This guest post from Joann is part of the “reader stories” feature here at Get Rich Slowly. Some reader stories contain general “how I did X” advice, and others are examples of how a GRS reader achieved financial success — or failure.
I've been a Get Rich Slowly reader for about a year now, and I can honestly say I've picked up quite a bit of direction from you and your contributors. I wanted to share something with you that I feel like people keep missing. I've had some difficulties with a couple of people in my life, and I watched and analyzed a long time to try to figure out from where our problems stemmed. It was most definitely the “happiness” issue.
A little background
In 2008 I moved from the East Coast to Portland, Oregon. I'm single, no kids. I have two Master's degrees and a shiny new BMW's-worth of student loan debt. (I work in public service so I only have to pay 10 years on it and the remainder will be forgiven.) I have eight college years' worth of credit-card debt (roughly a Kia), but it'll get paid off.
My car is paid off and I live in a one-bedroom apartment outside of Portland. I don't have a lot of extra money rolling around every month, but I certainly have everything I need and quite a bit of what I want.
I landed the exact job I wanted (with health insurance and a decent retirement system), and I get paid to drive around Oregon (in someone else's car). I go to the coast and stand on the beach because I can. I play tennis because I wanted to learn how. I paint even though I have pretty much no artistic talent. I make sure to appreciate one thing about every single day. My life isn't perfect, but I can honestly say that I am happy.
A different world
I've noticed two things since I've been here:
- One, the people are very different from those on the East Coast. My family is very close — I'm in touch with my parents, grandparents, and at least a couple of aunts/uncles and cousins every week, and I'm always in touch with my brother. This isn't unusual among my friends “back home.” To my friends here, this is a relatively foreign concept; once you become a teenager, it seems, you call family on holidays and special occasions, and that's about it. I don't know if that affects happiness, but being part of a family community, even from so many miles away, definitely stabilizes me and enables me to be happy.
- The second thing I've noticed goes back to my friends and the problems we've had.

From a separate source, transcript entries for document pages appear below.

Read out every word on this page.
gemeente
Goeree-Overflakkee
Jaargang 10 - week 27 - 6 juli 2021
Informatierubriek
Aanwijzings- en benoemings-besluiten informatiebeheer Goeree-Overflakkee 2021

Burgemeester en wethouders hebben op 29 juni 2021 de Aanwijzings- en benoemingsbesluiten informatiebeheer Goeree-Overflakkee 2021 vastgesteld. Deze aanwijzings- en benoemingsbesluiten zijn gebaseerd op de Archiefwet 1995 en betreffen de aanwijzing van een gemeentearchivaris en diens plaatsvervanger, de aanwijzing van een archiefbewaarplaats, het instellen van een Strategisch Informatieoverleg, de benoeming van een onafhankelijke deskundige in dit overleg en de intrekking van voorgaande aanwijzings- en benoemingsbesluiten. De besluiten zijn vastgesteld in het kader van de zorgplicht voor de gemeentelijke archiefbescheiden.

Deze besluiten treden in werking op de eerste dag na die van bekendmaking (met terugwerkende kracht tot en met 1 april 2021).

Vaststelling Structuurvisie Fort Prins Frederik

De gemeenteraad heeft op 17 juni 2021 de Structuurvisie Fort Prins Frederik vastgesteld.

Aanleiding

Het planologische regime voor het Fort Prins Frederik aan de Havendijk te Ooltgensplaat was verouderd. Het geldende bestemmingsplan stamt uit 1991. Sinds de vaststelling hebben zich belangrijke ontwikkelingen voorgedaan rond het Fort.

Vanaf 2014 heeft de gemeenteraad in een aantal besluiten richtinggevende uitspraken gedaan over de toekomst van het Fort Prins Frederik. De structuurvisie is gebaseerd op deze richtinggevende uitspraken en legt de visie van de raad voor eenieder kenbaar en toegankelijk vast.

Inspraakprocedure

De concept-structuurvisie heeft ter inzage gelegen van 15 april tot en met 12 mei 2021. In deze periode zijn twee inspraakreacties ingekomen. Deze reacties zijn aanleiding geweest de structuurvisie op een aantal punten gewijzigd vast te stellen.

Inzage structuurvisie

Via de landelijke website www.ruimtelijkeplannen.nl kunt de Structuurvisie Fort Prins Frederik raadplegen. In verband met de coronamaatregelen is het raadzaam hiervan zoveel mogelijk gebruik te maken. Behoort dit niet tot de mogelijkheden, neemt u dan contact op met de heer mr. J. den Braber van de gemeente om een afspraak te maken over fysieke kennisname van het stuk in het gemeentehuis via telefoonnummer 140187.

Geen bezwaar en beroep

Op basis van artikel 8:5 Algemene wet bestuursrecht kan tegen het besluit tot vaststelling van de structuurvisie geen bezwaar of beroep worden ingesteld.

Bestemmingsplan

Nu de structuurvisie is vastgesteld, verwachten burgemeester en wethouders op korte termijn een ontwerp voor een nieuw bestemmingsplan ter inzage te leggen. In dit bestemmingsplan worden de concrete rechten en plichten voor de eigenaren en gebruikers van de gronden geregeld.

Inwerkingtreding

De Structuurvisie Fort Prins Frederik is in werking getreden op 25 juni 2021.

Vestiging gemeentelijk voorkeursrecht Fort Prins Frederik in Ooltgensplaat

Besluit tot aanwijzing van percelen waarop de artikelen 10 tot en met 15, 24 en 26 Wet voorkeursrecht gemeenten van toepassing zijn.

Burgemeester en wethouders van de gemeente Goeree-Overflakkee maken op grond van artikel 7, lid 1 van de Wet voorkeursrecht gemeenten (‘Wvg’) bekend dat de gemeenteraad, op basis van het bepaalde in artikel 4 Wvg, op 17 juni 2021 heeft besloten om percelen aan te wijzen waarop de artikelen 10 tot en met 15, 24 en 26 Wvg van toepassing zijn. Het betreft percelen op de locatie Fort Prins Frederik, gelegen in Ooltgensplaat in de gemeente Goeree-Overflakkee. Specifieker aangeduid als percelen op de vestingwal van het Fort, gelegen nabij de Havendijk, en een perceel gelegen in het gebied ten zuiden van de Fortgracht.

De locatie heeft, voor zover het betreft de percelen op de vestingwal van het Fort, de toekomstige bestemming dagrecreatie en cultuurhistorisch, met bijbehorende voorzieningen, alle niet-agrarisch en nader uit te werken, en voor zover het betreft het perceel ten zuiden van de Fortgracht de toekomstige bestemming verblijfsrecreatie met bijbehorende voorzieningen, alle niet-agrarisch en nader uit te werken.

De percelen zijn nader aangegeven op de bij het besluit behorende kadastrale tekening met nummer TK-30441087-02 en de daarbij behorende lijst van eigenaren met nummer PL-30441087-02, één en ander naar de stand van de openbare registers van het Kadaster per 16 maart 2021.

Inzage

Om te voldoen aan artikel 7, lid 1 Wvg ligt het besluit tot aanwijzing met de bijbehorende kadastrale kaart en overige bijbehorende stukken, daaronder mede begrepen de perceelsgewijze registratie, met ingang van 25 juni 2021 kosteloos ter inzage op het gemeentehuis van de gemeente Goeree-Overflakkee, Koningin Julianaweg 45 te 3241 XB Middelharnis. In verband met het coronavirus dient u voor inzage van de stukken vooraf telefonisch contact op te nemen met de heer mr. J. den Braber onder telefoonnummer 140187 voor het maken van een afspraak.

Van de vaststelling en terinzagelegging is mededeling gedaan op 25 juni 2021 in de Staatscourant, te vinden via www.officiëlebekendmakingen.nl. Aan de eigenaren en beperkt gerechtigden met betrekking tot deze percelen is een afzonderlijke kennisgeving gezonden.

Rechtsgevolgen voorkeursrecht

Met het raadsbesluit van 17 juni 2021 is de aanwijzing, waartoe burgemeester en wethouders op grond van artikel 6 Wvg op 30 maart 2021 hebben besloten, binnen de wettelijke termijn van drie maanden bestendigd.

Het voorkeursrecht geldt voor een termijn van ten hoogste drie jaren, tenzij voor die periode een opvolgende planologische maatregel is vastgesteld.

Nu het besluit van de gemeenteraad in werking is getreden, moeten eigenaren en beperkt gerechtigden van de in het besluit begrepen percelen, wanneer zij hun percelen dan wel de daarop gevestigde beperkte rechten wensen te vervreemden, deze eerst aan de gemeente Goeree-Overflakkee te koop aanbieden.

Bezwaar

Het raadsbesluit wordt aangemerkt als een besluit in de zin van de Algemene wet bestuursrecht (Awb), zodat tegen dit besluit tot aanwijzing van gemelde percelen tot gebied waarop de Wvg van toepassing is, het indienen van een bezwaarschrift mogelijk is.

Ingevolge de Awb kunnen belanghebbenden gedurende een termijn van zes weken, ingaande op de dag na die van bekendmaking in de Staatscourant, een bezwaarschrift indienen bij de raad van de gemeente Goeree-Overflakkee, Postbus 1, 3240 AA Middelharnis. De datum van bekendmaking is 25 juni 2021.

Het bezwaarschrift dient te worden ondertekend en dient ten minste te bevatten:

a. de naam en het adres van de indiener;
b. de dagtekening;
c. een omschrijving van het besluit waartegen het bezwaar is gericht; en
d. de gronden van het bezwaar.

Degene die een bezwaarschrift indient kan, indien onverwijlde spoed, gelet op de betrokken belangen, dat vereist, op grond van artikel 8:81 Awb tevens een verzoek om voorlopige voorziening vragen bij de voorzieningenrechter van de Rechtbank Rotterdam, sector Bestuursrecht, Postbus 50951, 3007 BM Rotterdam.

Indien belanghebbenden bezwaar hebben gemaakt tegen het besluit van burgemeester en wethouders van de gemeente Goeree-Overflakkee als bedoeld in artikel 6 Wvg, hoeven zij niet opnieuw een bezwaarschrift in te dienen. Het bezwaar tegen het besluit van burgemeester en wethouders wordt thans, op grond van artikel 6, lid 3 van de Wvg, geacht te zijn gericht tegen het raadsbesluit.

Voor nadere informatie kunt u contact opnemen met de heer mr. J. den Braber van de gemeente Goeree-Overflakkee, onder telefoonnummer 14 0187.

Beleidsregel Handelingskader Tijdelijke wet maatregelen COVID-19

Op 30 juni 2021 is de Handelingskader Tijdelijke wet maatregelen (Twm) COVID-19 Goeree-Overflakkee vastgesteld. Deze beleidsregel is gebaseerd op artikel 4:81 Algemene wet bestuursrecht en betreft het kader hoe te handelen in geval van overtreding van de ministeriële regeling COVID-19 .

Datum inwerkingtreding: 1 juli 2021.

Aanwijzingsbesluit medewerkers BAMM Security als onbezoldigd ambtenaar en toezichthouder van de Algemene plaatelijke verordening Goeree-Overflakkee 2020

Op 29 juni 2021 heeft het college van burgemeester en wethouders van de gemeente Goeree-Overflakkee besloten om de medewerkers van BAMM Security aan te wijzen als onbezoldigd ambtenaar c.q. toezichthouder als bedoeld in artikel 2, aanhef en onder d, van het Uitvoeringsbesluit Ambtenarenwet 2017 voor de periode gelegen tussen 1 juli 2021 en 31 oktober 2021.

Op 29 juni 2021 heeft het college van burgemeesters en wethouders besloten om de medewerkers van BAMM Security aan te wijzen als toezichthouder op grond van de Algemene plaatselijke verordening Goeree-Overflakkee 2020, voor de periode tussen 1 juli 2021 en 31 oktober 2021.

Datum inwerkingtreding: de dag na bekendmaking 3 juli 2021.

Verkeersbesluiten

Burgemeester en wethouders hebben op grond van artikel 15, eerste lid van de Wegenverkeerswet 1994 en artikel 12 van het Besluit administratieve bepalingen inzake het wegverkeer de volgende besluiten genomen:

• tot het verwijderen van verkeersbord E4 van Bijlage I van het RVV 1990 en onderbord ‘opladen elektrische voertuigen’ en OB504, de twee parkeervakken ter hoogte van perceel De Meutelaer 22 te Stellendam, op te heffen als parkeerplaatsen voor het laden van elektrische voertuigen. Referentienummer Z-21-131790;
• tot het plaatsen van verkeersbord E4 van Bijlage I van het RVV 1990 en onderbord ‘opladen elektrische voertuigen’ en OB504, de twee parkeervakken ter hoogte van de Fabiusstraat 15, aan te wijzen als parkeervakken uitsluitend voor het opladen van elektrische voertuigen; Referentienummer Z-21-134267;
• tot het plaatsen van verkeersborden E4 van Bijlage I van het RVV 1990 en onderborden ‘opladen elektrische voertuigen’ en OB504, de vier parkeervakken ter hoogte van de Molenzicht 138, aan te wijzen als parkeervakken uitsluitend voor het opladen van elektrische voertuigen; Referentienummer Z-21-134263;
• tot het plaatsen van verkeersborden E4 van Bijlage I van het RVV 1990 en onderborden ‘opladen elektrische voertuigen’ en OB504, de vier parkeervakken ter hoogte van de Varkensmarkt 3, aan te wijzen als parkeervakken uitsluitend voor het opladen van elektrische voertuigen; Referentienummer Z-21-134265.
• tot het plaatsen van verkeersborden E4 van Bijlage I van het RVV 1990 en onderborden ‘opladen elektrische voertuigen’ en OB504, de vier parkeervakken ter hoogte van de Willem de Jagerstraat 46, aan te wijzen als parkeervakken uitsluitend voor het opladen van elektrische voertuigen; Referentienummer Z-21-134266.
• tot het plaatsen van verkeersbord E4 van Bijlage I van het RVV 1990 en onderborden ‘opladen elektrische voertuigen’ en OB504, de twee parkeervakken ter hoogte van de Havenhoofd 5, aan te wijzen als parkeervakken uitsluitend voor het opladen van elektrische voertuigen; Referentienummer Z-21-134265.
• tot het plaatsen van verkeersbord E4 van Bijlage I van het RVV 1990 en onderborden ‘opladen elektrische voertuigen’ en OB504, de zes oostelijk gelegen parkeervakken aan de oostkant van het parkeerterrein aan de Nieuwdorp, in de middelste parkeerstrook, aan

The reality is, I'm happy so I really don't care about much (if that makes sense). I don't think I should be either out at bars or joining eHarmony because I'm approaching 30 and “should” be in a serious relationship, I don't think it matters that I bought my coffee maker at Walmart and my coffee beans at Fred Meyer, I don't care to wear name brand clothes, it doesn't matter that I don't live in Beaverton, I think (for me) that buying a house that I don't want because of a tax rebate is stupid, and I don't have anything to prove to anyone.
This last point has endlessly frustrated two of my friends (and me), and I think I've figured out why. It's not necessarily that people are postponing happiness. It's that they believe there's a fixed approach to finding happiness. If they do A, B, and C in that order, as appropriate by age, gender, and profession, they will be happy because that's how people get happy.

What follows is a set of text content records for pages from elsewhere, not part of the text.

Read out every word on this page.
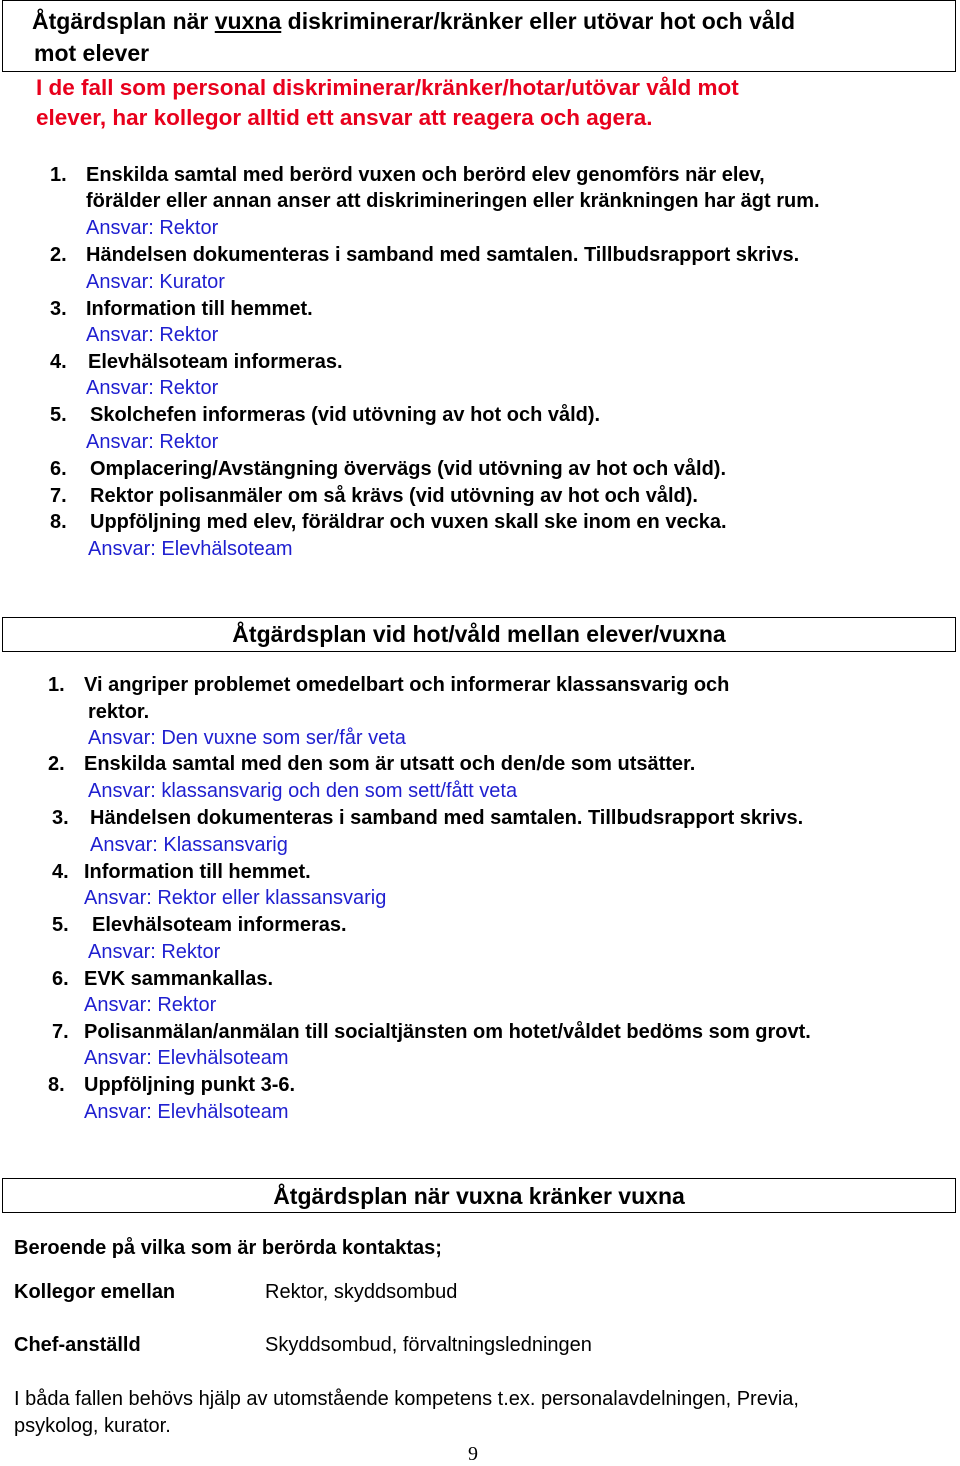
Åtgärdsplan när vuxna diskriminerar/kränker eller utövar hot och våld
mot elever
I de fall som personal diskriminerar/kränker/hotar/utövar våld mot
elever, har kollegor alltid ett ansvar att reagera och agera.
1. Enskilda samtal med berörd vuxen och berörd elev genomförs när elev,
förälder eller annan anser att diskrimineringen eller kränkningen har ägt rum.
Ansvar: Rektor
2. Händelsen dokumenteras i samband med samtalen. Tillbudsrapport skrivs.
Ansvar: Kurator
3. Information till hemmet.
Ansvar: Rektor
4. Elevhälsoteam informeras.
Ansvar: Rektor
5. Skolchefen informeras (vid utövning av hot och våld).
Ansvar: Rektor
6. Omplacering/Avstängning övervägs (vid utövning av hot och våld).
7. Rektor polisanmäler om så krävs (vid utövning av hot och våld).
8. Uppföljning med elev, föräldrar och vuxen skall ske inom en vecka.
Ansvar: Elevhälsoteam
Åtgärdsplan vid hot/våld mellan elever/vuxna
1. Vi angriper problemet omedelbart och informerar klassansvarig och
rektor.
Ansvar: Den vuxne som ser/får veta
2. Enskilda samtal med den som är utsatt och den/de som utsätter.
Ansvar: klassansvarig och den som sett/fått veta
3. Händelsen dokumenteras i samband med samtalen. Tillbudsrapport skrivs.
Ansvar: Klassansvarig
4. Information till hemmet.
Ansvar: Rektor eller klassansvarig
5. Elevhälsoteam informeras.
Ansvar: Rektor
6. EVK sammankallas.
Ansvar: Rektor
7. Polisanmälan/anmälan till socialtjänsten om hotet/våldet bedöms som grovt.
Ansvar: Elevhälsoteam
8. Uppföljning punkt 3-6.
Ansvar: Elevhälsoteam
Åtgärdsplan när vuxna kränker vuxna
Beroende på vilka som är berörda kontaktas;
Kollegor emellan	Rektor, skyddsombud
Chef-anställd	Skyddsombud, förvaltningsledningen
I båda fallen behövs hjälp av utomstående kompetens t.ex. personalavdelningen, Previa,
psykolog, kurator.
9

There's no fixed path to happiness
One of my friends is a computer programmer; he approaches all problems with that engineer problem-solving approach. For lack of a better explanation, he can't just roll with it, figuring out the things that make him happy along the way. For him, there has to be a systematic solution because certain inputs net certain outcomes.
The other friend I've had problems with is not an engineer, but she's very based on this idea that taking the right steps in the right order — college, job, spouse, house — is what leads to happiness.

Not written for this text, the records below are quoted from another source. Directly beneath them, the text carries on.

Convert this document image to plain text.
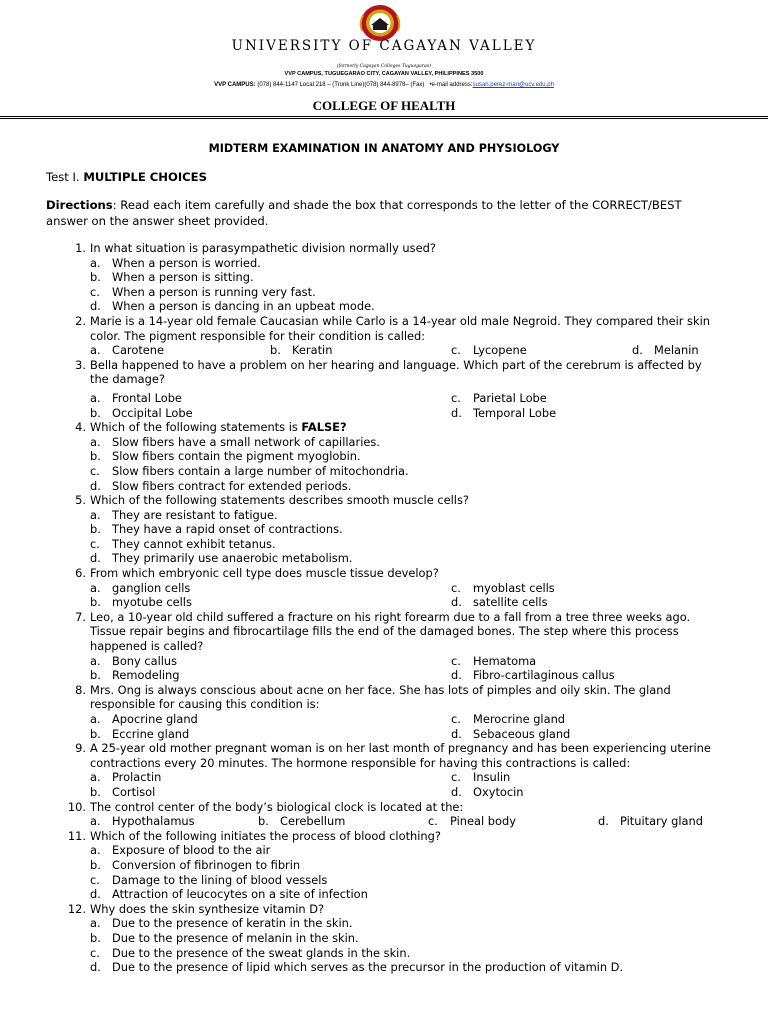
UNIVERSITY OF CAGAYAN VALLEY
(formerly Cagayan Colleges Tuguegarao)
VVP CAMPUS, TUGUEGARAO CITY, CAGAYAN VALLEY, PHILIPPINES 3500
VVP CAMPUS: (078) 844-1147 Local 218 – (Trunk Line)(078) 844-8978– (Fax)   •e-mail address:susan.perez-mari@ucv.edu.ph
COLLEGE OF HEALTH
MIDTERM EXAMINATION IN ANATOMY AND PHYSIOLOGY
Test I. MULTIPLE CHOICES
Directions: Read each item carefully and shade the box that corresponds to the letter of the CORRECT/BEST answer on the answer sheet provided.
1. In what situation is parasympathetic division normally used?
a. When a person is worried.
b. When a person is sitting.
c. When a person is running very fast.
d. When a person is dancing in an upbeat mode.
2. Marie is a 14-year old female Caucasian while Carlo is a 14-year old male Negroid. They compared their skin color. The pigment responsible for their condition is called:
a. Carotene	b. Keratin	c. Lycopene	d. Melanin
3. Bella happened to have a problem on her hearing and language. Which part of the cerebrum is affected by the damage?
a. Frontal Lobe	c. Parietal Lobe
b. Occipital Lobe	d. Temporal Lobe
4. Which of the following statements is FALSE?
a. Slow fibers have a small network of capillaries.
b. Slow fibers contain the pigment myoglobin.
c. Slow fibers contain a large number of mitochondria.
d. Slow fibers contract for extended periods.
5. Which of the following statements describes smooth muscle cells?
a. They are resistant to fatigue.
b. They have a rapid onset of contractions.
c. They cannot exhibit tetanus.
d. They primarily use anaerobic metabolism.
6. From which embryonic cell type does muscle tissue develop?
a. ganglion cells	c. myoblast cells
b. myotube cells	d. satellite cells
7. Leo, a 10-year old child suffered a fracture on his right forearm due to a fall from a tree three weeks ago. Tissue repair begins and fibrocartilage fills the end of the damaged bones. The step where this process happened is called?
a. Bony callus	c. Hematoma
b. Remodeling	d. Fibro-cartilaginous callus
8. Mrs. Ong is always conscious about acne on her face. She has lots of pimples and oily skin. The gland responsible for causing this condition is:
a. Apocrine gland	c. Merocrine gland
b. Eccrine gland	d. Sebaceous gland
9. A 25-year old mother pregnant woman is on her last month of pregnancy and has been experiencing uterine contractions every 20 minutes. The hormone responsible for having this contractions is called:
a. Prolactin	c. Insulin
b. Cortisol	d. Oxytocin
10. The control center of the body’s biological clock is located at the:
a. Hypothalamus	b. Cerebellum	c. Pineal body	d. Pituitary gland
11. Which of the following initiates the process of blood clothing?
a. Exposure of blood to the air
b. Conversion of fibrinogen to fibrin
c. Damage to the lining of blood vessels
d. Attraction of leucocytes on a site of infection
12. Why does the skin synthesize vitamin D?
a. Due to the presence of keratin in the skin.
b. Due to the presence of melanin in the skin.
c. Due to the presence of the sweat glands in the skin.
d. Due to the presence of lipid which serves as the precursor in the production of vitamin D.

Along the way she decided, when I bought a couple of paintings by an artist that I am very much inspired by, that she too would be an “art collector” (of the same artist). I love to cook and try new recipes, or even just experiment with the stuff in my cupboards, so she became a new-recipe-experimenter (with her very expensive cookware). I wore a sundress, she wanted to be a “dress wearer.” (My favorite quote here is “They say imitation is the highest form of flattery… I just think it's annoying” – Pink).
In the meantime, she nags at me that I should be doing eHarmony, I should be moving downtown to the Pearl, I should, I should, I should do all of these things that are not aiding in her happiness. It's not unlike what my programmer friend says: I should buy different coffee because the internet says it's better, I should live in a different apartment complex because it's gated and more expensive — thus, better. And so on, endlessly.
To each her own
Very long story short, it's not that my friends don't want to be happy, or that they're postponing being happy in favor of surviving. It's that they don't know how to be happy because it's not something that can be taught and there's no fixed set of steps to make it happen.
As a result they're constantly “renewing” themselves and floundering trying to figure out why they feel something is missing. It has created resentment between my friends and me because I refuse to conform to their misery, and they aren't capable of understanding that happiness is individual, not fixed. I don't know if there's a way to help them — and maybe that's why people writing about finding happiness don't really touch on it, since they're banking on people buying into their steps and it would be counterproductive to say “go forth and be merry on your terms.”